[E14.3] High-Performance Computing: AI changes the game
Advances in artificial intelligence drive the need to scale computing power to train and operate neural networks and large language models
Dear Reader,
In this Post for Product | Strategy | Innovation I will discuss the growing opportunity for High-Performance Computing (HPC) in Part 3 of a 3-Part Series on Power Density as a catalyst for change. Generative AI applications, computer vision, visual effects rendering and molecular simulations are driving rapid innovation for HPC with Power Density at least 10x what is required for legacy cloud computing.

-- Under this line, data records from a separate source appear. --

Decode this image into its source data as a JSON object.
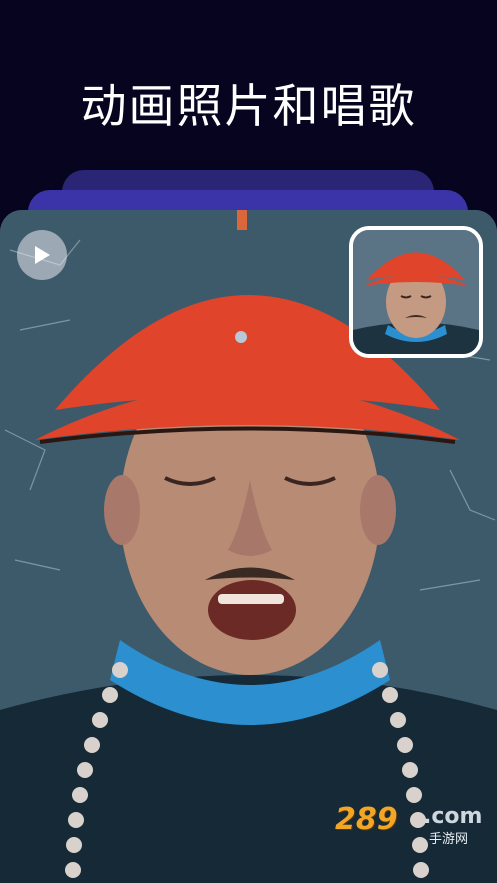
{
  "header": {
    "title": "动画照片和唱歌"
  },
  "player": {
    "play_icon": "play-icon",
    "thumbnail_icon": "source-photo-thumbnail"
  },
  "watermark": {
    "brand": "289",
    "domain_suffix": ".com",
    "tagline": "手游网"
  },
  "colors": {
    "background": "#07041f",
    "card_stack_back": "#2a2575",
    "card_stack_mid": "#3a34a8",
    "hat": "#e0442a",
    "collar": "#2b8fd0"
  }
}
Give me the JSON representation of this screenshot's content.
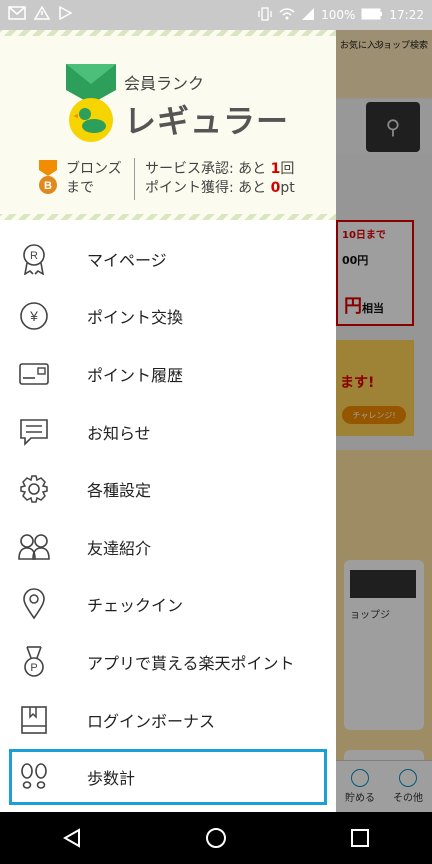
{
  "status_bar": {
    "battery_text": "100%",
    "time": "17:22"
  },
  "background": {
    "header_fav": "お気に入り",
    "header_shop": "ショップ検索",
    "banner1_top": "10日まで",
    "banner1_mid": "00円",
    "banner1_sub": "相当",
    "banner1_big": "円",
    "banner2_text": "ます!",
    "banner2_pill": "チャレンジ!",
    "panel_label": "ョップジ",
    "footer_save": "貯める",
    "footer_other": "その他"
  },
  "rank": {
    "label": "会員ランク",
    "name": "レギュラー",
    "next_rank_line1": "ブロンズ",
    "next_rank_line2": "まで",
    "service_prefix": "サービス承認: あと ",
    "service_value": "1",
    "service_suffix": "回",
    "point_prefix": "ポイント獲得: あと ",
    "point_value": "0",
    "point_suffix": "pt",
    "bronze_badge_letter": "B"
  },
  "menu": [
    {
      "label": "マイページ",
      "icon": "ribbon-r-icon"
    },
    {
      "label": "ポイント交換",
      "icon": "yen-coin-icon"
    },
    {
      "label": "ポイント履歴",
      "icon": "card-icon"
    },
    {
      "label": "お知らせ",
      "icon": "message-icon"
    },
    {
      "label": "各種設定",
      "icon": "gear-icon"
    },
    {
      "label": "友達紹介",
      "icon": "friends-icon"
    },
    {
      "label": "チェックイン",
      "icon": "location-pin-icon"
    },
    {
      "label": "アプリで貰える楽天ポイント",
      "icon": "medal-p-icon"
    },
    {
      "label": "ログインボーナス",
      "icon": "book-icon"
    },
    {
      "label": "歩数計",
      "icon": "footprints-icon"
    }
  ],
  "colors": {
    "accent_selected": "#1a9fd6",
    "highlight_red": "#d40000"
  }
}
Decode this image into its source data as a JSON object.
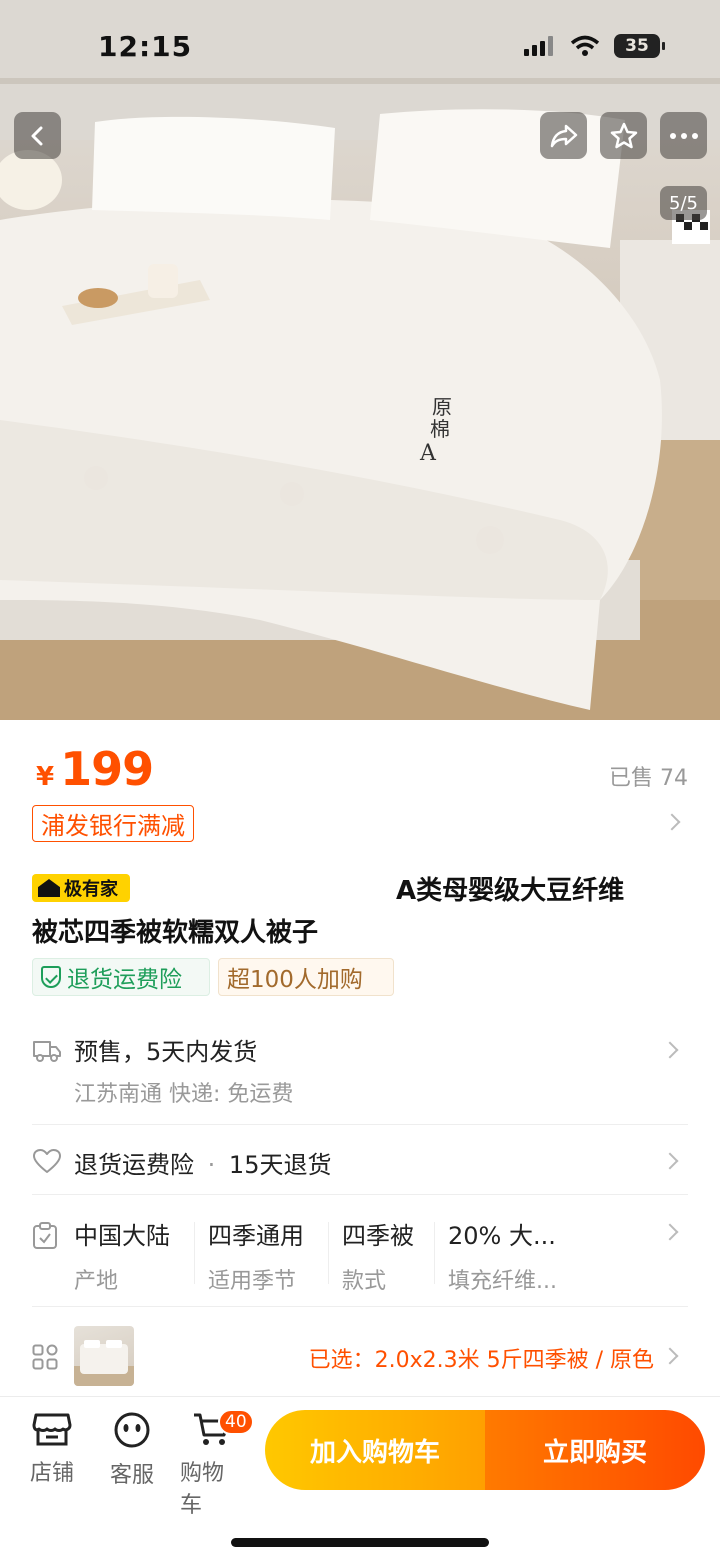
{
  "status_bar": {
    "time": "12:15",
    "battery": "35"
  },
  "gallery": {
    "counter": "5/5"
  },
  "price": {
    "currency": "¥",
    "value": "199",
    "sold": "已售 74"
  },
  "promotion": {
    "tag": "浦发银行满减"
  },
  "product": {
    "brand_badge": "极有家",
    "title_line1": "A类母婴级大豆纤维",
    "title_line2": "被芯四季被软糯双人被子"
  },
  "chips": {
    "guarantee": "退货运费险",
    "popularity": "超100人加购"
  },
  "shipping": {
    "main": "预售，5天内发货",
    "sub": "江苏南通  快递: 免运费"
  },
  "service": {
    "main": "退货运费险",
    "sep": "·",
    "detail": "15天退货"
  },
  "specs": [
    {
      "value": "中国大陆",
      "key": "产地"
    },
    {
      "value": "四季通用",
      "key": "适用季节"
    },
    {
      "value": "四季被",
      "key": "款式"
    },
    {
      "value": "20% 大...",
      "key": "填充纤维..."
    }
  ],
  "selection": {
    "text": "已选：2.0x2.3米 5斤四季被 / 原色"
  },
  "bottom_bar": {
    "store": "店铺",
    "service": "客服",
    "cart": "购物车",
    "cart_count": "40",
    "add_to_cart": "加入购物车",
    "buy_now": "立即购买"
  },
  "colors": {
    "accent": "#ff5000",
    "green": "#1e9e5a",
    "cart_button": "#ffa000",
    "buy_button": "#ff4a00"
  }
}
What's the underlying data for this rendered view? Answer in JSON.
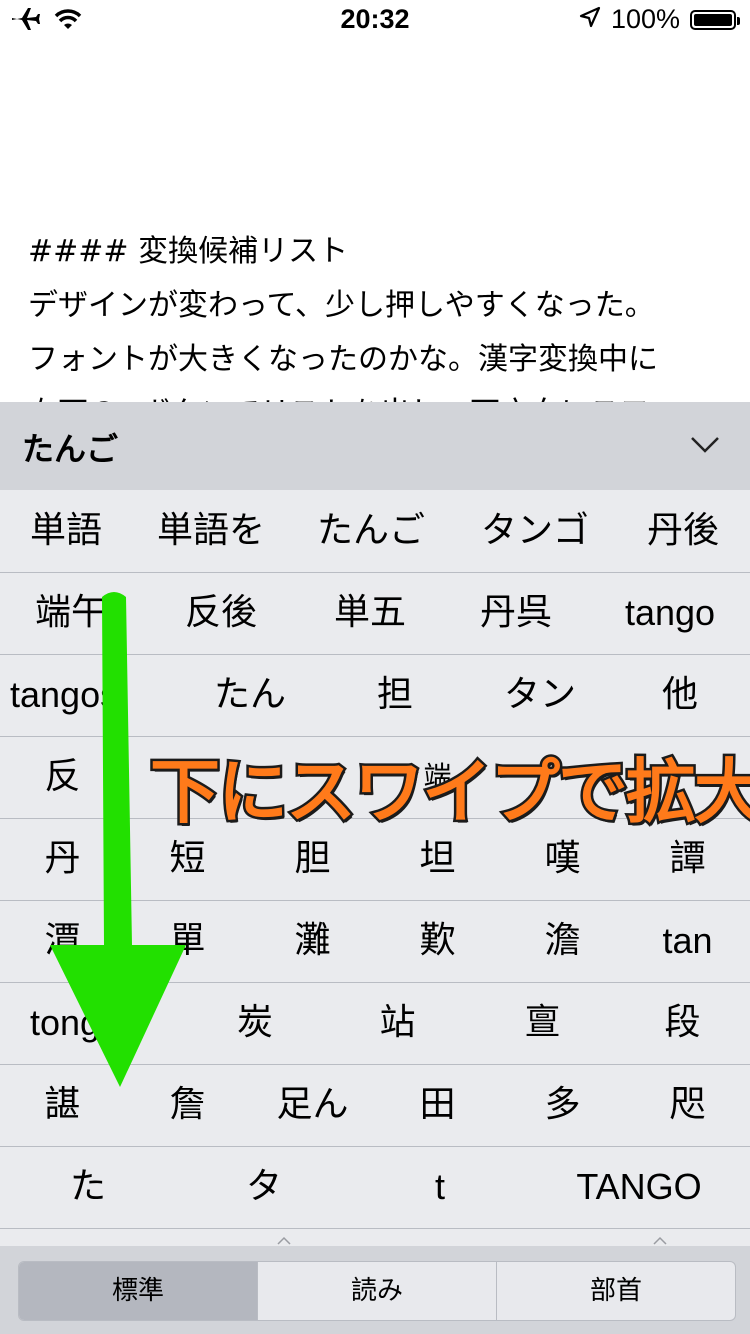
{
  "status": {
    "time": "20:32",
    "battery": "100%",
    "icons": [
      "airplane-icon",
      "wifi-icon",
      "location-arrow-icon",
      "battery-icon"
    ]
  },
  "editor": {
    "lines": [
      "#### 変換候補リスト",
      "デザインが変わって、少し押しやすくなった。",
      "フォントが大きくなったのかな。漢字変換中に",
      "右下の∨ボタンでリストを出し、下方向にスワ"
    ]
  },
  "keyboard": {
    "reading": "たんご",
    "collapse_icon": "chevron-down-icon",
    "rows": [
      [
        "単語",
        "単語を",
        "たんご",
        "タンゴ",
        "丹後"
      ],
      [
        "端午",
        "反後",
        "単五",
        "丹呉",
        "tango"
      ],
      [
        "tangos",
        "たん",
        "担",
        "タン",
        "他"
      ],
      [
        "反",
        "",
        "",
        "端",
        "",
        ""
      ],
      [
        "丹",
        "短",
        "胆",
        "坦",
        "嘆",
        "譚"
      ],
      [
        "潭",
        "單",
        "灘",
        "歎",
        "澹",
        "tan"
      ],
      [
        "tongue",
        "炭",
        "站",
        "亶",
        "段"
      ],
      [
        "諶",
        "詹",
        "足ん",
        "田",
        "多",
        "咫"
      ],
      [
        "た",
        "タ",
        "t",
        "TANGO"
      ]
    ],
    "segments": [
      "標準",
      "読み",
      "部首"
    ],
    "active_segment": "標準"
  },
  "annotation": {
    "text": "下にスワイプで拡大",
    "text_color": "#ff7a1a",
    "arrow_color": "#22e000"
  }
}
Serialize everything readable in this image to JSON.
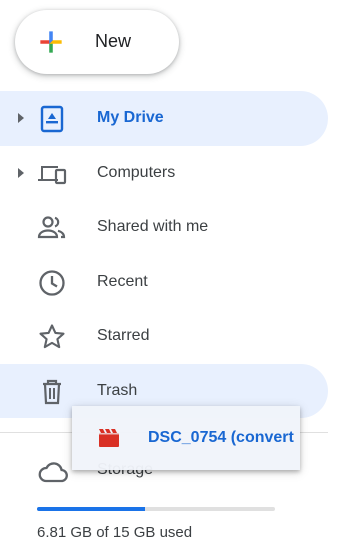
{
  "new_button": {
    "label": "New"
  },
  "nav": {
    "items": [
      {
        "label": "My Drive",
        "icon": "my-drive-icon",
        "active": true,
        "expandable": true
      },
      {
        "label": "Computers",
        "icon": "computers-icon",
        "active": false,
        "expandable": true
      },
      {
        "label": "Shared with me",
        "icon": "shared-with-me-icon",
        "active": false,
        "expandable": false
      },
      {
        "label": "Recent",
        "icon": "recent-clock-icon",
        "active": false,
        "expandable": false
      },
      {
        "label": "Starred",
        "icon": "star-icon",
        "active": false,
        "expandable": false
      },
      {
        "label": "Trash",
        "icon": "trash-icon",
        "active": false,
        "expandable": false,
        "hovered": true
      }
    ]
  },
  "storage": {
    "label": "Storage",
    "icon": "cloud-icon",
    "used_fraction": 0.454,
    "usage_text": "6.81 GB of 15 GB used"
  },
  "drag_item": {
    "label": "DSC_0754 (convert",
    "icon": "video-file-icon"
  },
  "colors": {
    "accent": "#1967d2",
    "active_bg": "#e8f0fe",
    "bar_fill": "#1a73e8",
    "video_icon": "#d93025"
  }
}
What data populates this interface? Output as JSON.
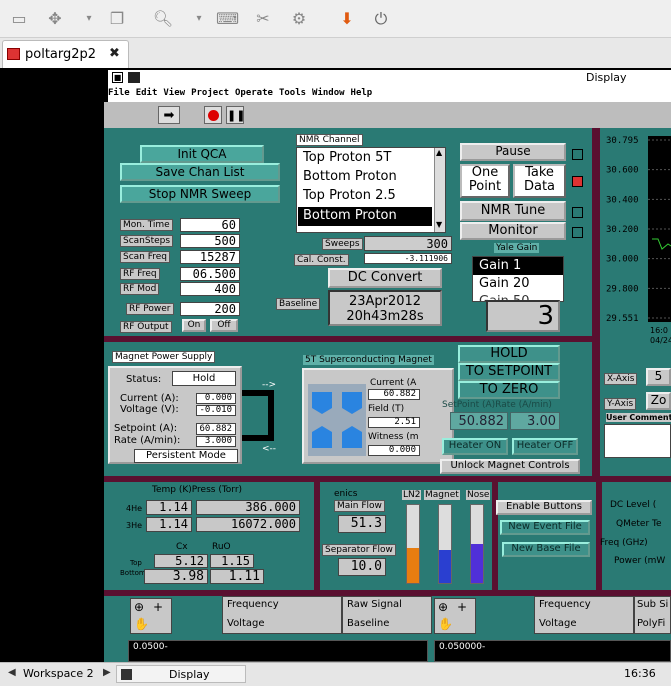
{
  "tab": {
    "title": "poltarg2p2",
    "close": "✖"
  },
  "app": {
    "window_title": "Display",
    "menu": [
      "File",
      "Edit",
      "View",
      "Project",
      "Operate",
      "Tools",
      "Window",
      "Help"
    ]
  },
  "left_block": {
    "init_qca": "Init QCA",
    "save_chan_list": "Save Chan List",
    "stop_nmr_sweep": "Stop NMR Sweep",
    "rows": [
      {
        "label": "Mon. Time",
        "value": "60"
      },
      {
        "label": "ScanSteps",
        "value": "500"
      },
      {
        "label": "Scan Freq",
        "value": "15287"
      },
      {
        "label": "RF Freq",
        "value": "06.500"
      },
      {
        "label": "RF Mod",
        "value": "400"
      },
      {
        "label": "RF Power",
        "value": "200"
      }
    ],
    "rf_output": {
      "label": "RF Output",
      "on": "On",
      "off": "Off"
    }
  },
  "nmr": {
    "channel_label": "NMR Channel",
    "channels": [
      "Top Proton 5T",
      "Bottom Proton",
      "Top Proton 2.5",
      "Bottom Proton"
    ],
    "sweeps_label": "Sweeps",
    "sweeps_value": "300",
    "cal_const_label": "Cal. Const.",
    "cal_const_value": "-3.111906",
    "dc_convert": "DC Convert",
    "baseline_label": "Baseline",
    "baseline_date": "23Apr2012",
    "baseline_time": "20h43m28s"
  },
  "controls": {
    "pause": "Pause",
    "one_point": "One Point",
    "take_data": "Take Data",
    "nmr_tune": "NMR Tune",
    "monitor": "Monitor",
    "yale_gain": "Yale Gain",
    "gains": [
      "Gain 1",
      "Gain 20",
      "Gain 50"
    ],
    "gain_display": "3"
  },
  "chart_data": {
    "type": "line",
    "tick_labels": [
      "30.795",
      "30.600",
      "30.400",
      "30.200",
      "30.000",
      "29.800",
      "29.551"
    ],
    "bottom_labels": [
      "16:0",
      "04/24/"
    ],
    "xaxis_label": "X-Axis",
    "xaxis_value": "5",
    "yaxis_label": "Y-Axis",
    "yaxis_value": "Zo",
    "user_comment": "User Comment"
  },
  "magnet": {
    "title": "Magnet Power Supply",
    "status_label": "Status:",
    "status_value": "Hold",
    "current_label": "Current (A):",
    "current_value": "0.000",
    "voltage_label": "Voltage (V):",
    "voltage_value": "-0.010",
    "setpoint_label": "Setpoint (A):",
    "setpoint_value": "60.882",
    "rate_label": "Rate (A/min):",
    "rate_value": "3.000",
    "persistent": "Persistent Mode",
    "arrow_top": "-->",
    "arrow_bottom": "<--"
  },
  "sc_magnet": {
    "title": "5T Superconducting Magnet",
    "current_label": "Current (A",
    "current_value": "60.882",
    "field_label": "Field (T)",
    "field_value": "2.51",
    "witness_label": "Witness (m",
    "witness_value": "0.000",
    "hold": "HOLD",
    "to_setpoint": "TO SETPOINT",
    "to_zero": "TO ZERO",
    "setpoint_label": "SetPoint (A)Rate (A/min)",
    "setpoint_value": "50.882",
    "rate_value": "3.00",
    "heater_on": "Heater ON",
    "heater_off": "Heater OFF",
    "unlock": "Unlock Magnet Controls"
  },
  "temp": {
    "title": "Temp (K)Press (Torr)",
    "he4_label": "4He",
    "he4_temp": "1.14",
    "he4_press": "386.000",
    "he3_label": "3He",
    "he3_temp": "1.14",
    "he3_press": "16072.000",
    "cx_label": "Cx",
    "ruo_label": "RuO",
    "top_label": "Top",
    "top_cx": "5.12",
    "top_ruo": "1.15",
    "bottom_label": "Bottom",
    "bottom_cx": "3.98",
    "bottom_ruo": "1.11"
  },
  "flow": {
    "cut_label": "enics",
    "main_flow_label": "Main Flow",
    "main_flow_value": "51.3",
    "sep_flow_label": "Separator Flow",
    "sep_flow_value": "10.0",
    "tanks": [
      {
        "label": "LN2",
        "level": 0.45,
        "color": "#e87d10"
      },
      {
        "label": "Magnet",
        "level": 0.42,
        "color": "#2a3fd0"
      },
      {
        "label": "Nose",
        "level": 0.5,
        "color": "#5030d8"
      }
    ]
  },
  "files": {
    "enable": "Enable Buttons",
    "new_event": "New Event File",
    "new_base": "New Base File"
  },
  "right_params": {
    "dc_level": "DC Level (",
    "qmeter": "QMeter Te",
    "freq": "Freq (GHz)",
    "power": "Power (mW"
  },
  "bottom_strip": {
    "frequency": "Frequency",
    "voltage": "Voltage",
    "raw_signal": "Raw Signal",
    "baseline": "Baseline",
    "sub_sig": "Sub Si",
    "polyfit": "PolyFi",
    "scale_left": "0.0500-",
    "scale_right": "0.050000-"
  },
  "taskbar": {
    "workspace": "Workspace 2",
    "display": "Display",
    "clock": "16:36"
  }
}
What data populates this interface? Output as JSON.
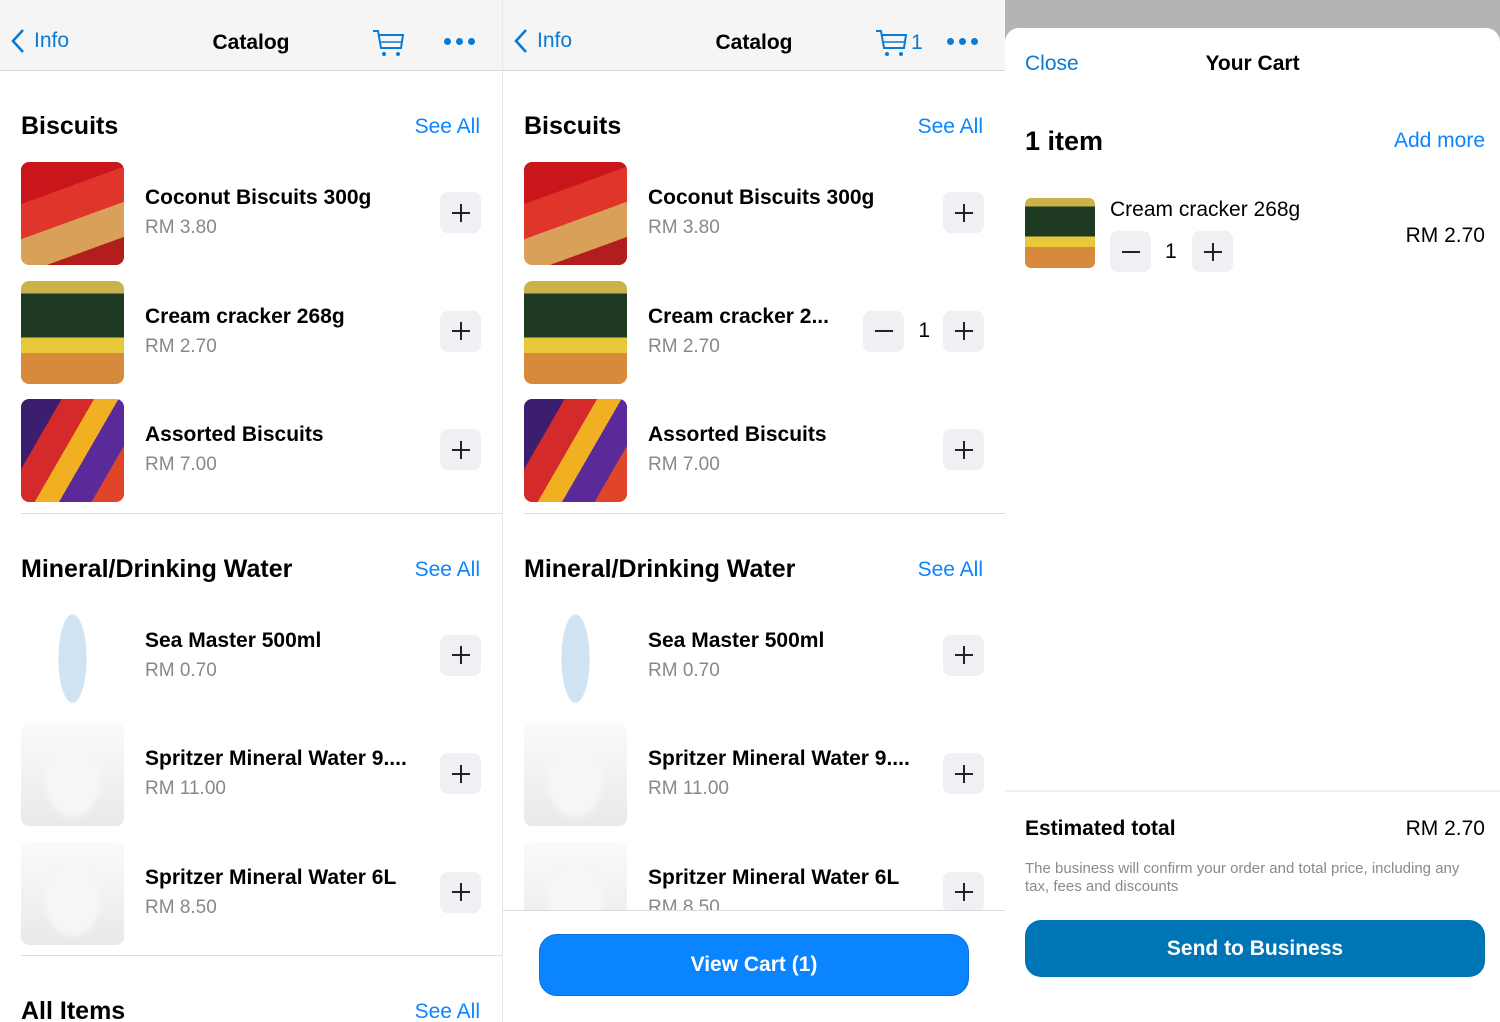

And the Power Density for high-end GPU semiconductors used to train Large Language Models (LLMs) for generative AI applications has more in common with the latest bitcoin mining technology than cloud computing data centers. This is based primarily on the energy requirements to operate these high-end GPUs and future chip designs from companies like Nvidia, AMD and Arm Holdings.
In this Post, I will first provide some Background on HPC as a business line for High-Density Computing. Then, I will cover HPC in 3 sections plus some Final Thoughts.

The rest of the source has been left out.